A couple of nights ago, my husband, Gary, and I watched “Wit.” Somebody should have warned us to keep the tissues handy. Afterward Gary asked, “Why does stuff like ‘American Beauty’ win Oscars while movies like this remain unknown?” Good question.

In this 2001 flick Emma Thompson, who helped adapt the script from a Pulitzer-Prize-winning drama by Margaret Edson, stars as an English professor facing stage-four ovarian cancer. She has one relatively average but caring nurse; then she has a bunch of brilliant but distant physicians. Whom would you rather have near when you’re dying? In the end she prefers The Runaway Bunny to lofty poetry, human kindness to mental keenness.

Watching the film reminded me that in medical schools today professors often warn doctors-in-training to avoid “getting too involved” because of the emotional price tag. Therapists often receive the same warning. The reasoning is this: If you care for people, you will get your heart broken.

I’m grateful that the Great Physician didn’t ascribe to such a keep-your-distance approach to meeting people’s physical and spiritual needs. And He said that people would identify His disciples by their love for one another (John 13:35).

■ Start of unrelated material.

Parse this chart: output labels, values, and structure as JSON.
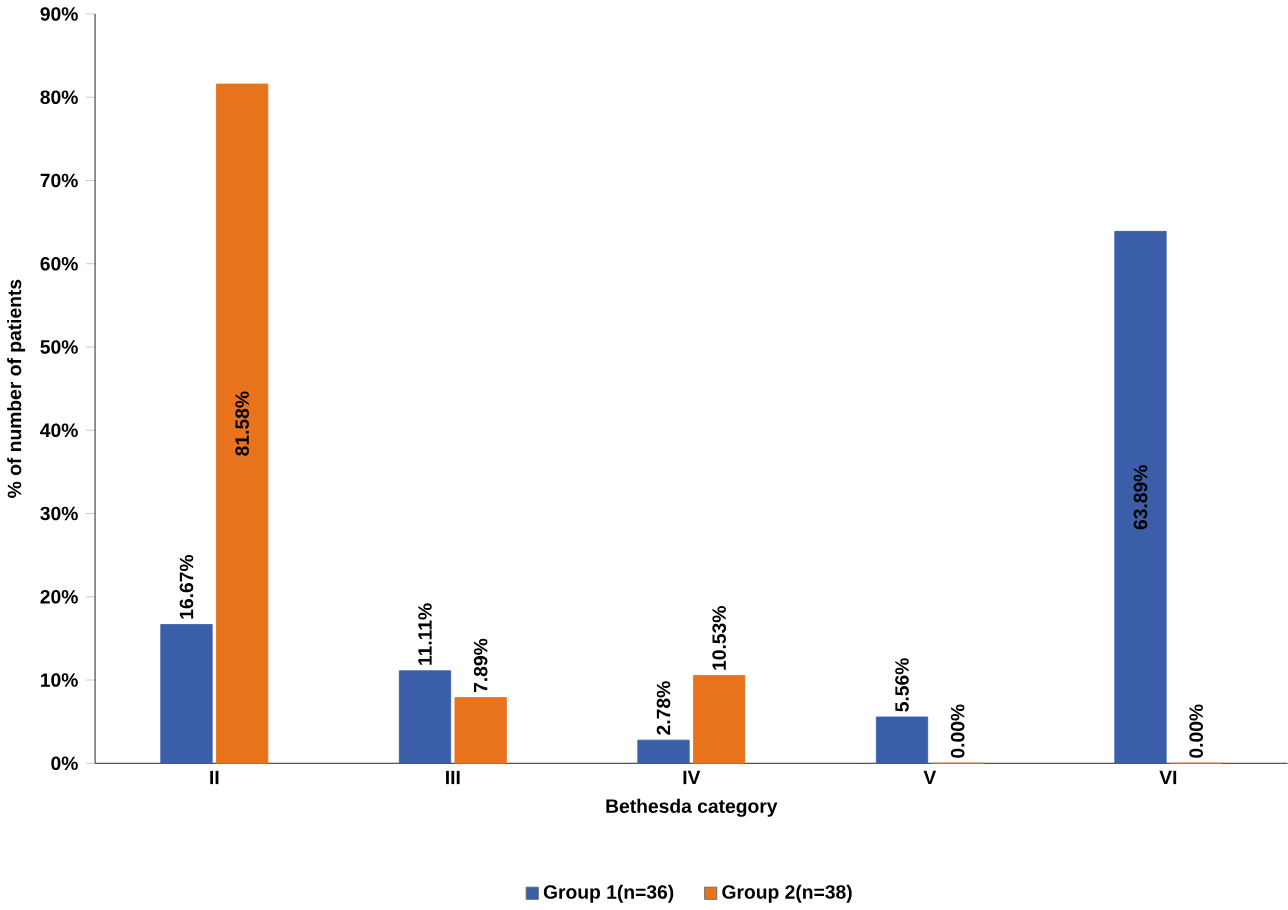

Have you ever felt like someone’s project? Like someone viewed you a test to be measured or so many body parts? Have you ever viewed others that way?

Christian love and ministry involve actually choosing to care. To feel. To get involved. How else shall we be moved enough to “weep with those who weep”?

Yet there is a price to pay: Pain. And we know from experience that pain hurts. Bigtime.

One of the mysteries of the universe in a post-Fall world is that love and pain are all wrapped up together. Surely the Cross teaches us that.

Interestingly, several times in John’s Gospel we see that John gets his identity from Jesus’ love. When the disciple describes himself, he doesn’t say “John, son of Zebedee,” or “John, the fisherman,” or even a heady “John, of the Lord’s inner circle.” Rather, he describes himself as “the disciple whom Jesus loved.”

In Titus 2:4 we read that older women are to teach those they mentor to be “husbandloving” (philandros) and “childrenloving” (philoteknos). There’s that root word again—phileo or love. Warm love. Deep love. Care. It’s the kind of love that involves something in addition to the self-sacrifice required in agape. Phileo involves warmth and affection. If agape is a meal, phileo is a hug and a tear. Christians are called to both.

Are you in a helping profession or an instructor in some way? A parent? A friend? Take the risks that come with getting “involved.” Care deeply. Because “the goal of our instruction is love from a pure heart and a good conscience and a sincere faith” (1 Tim. 1:5).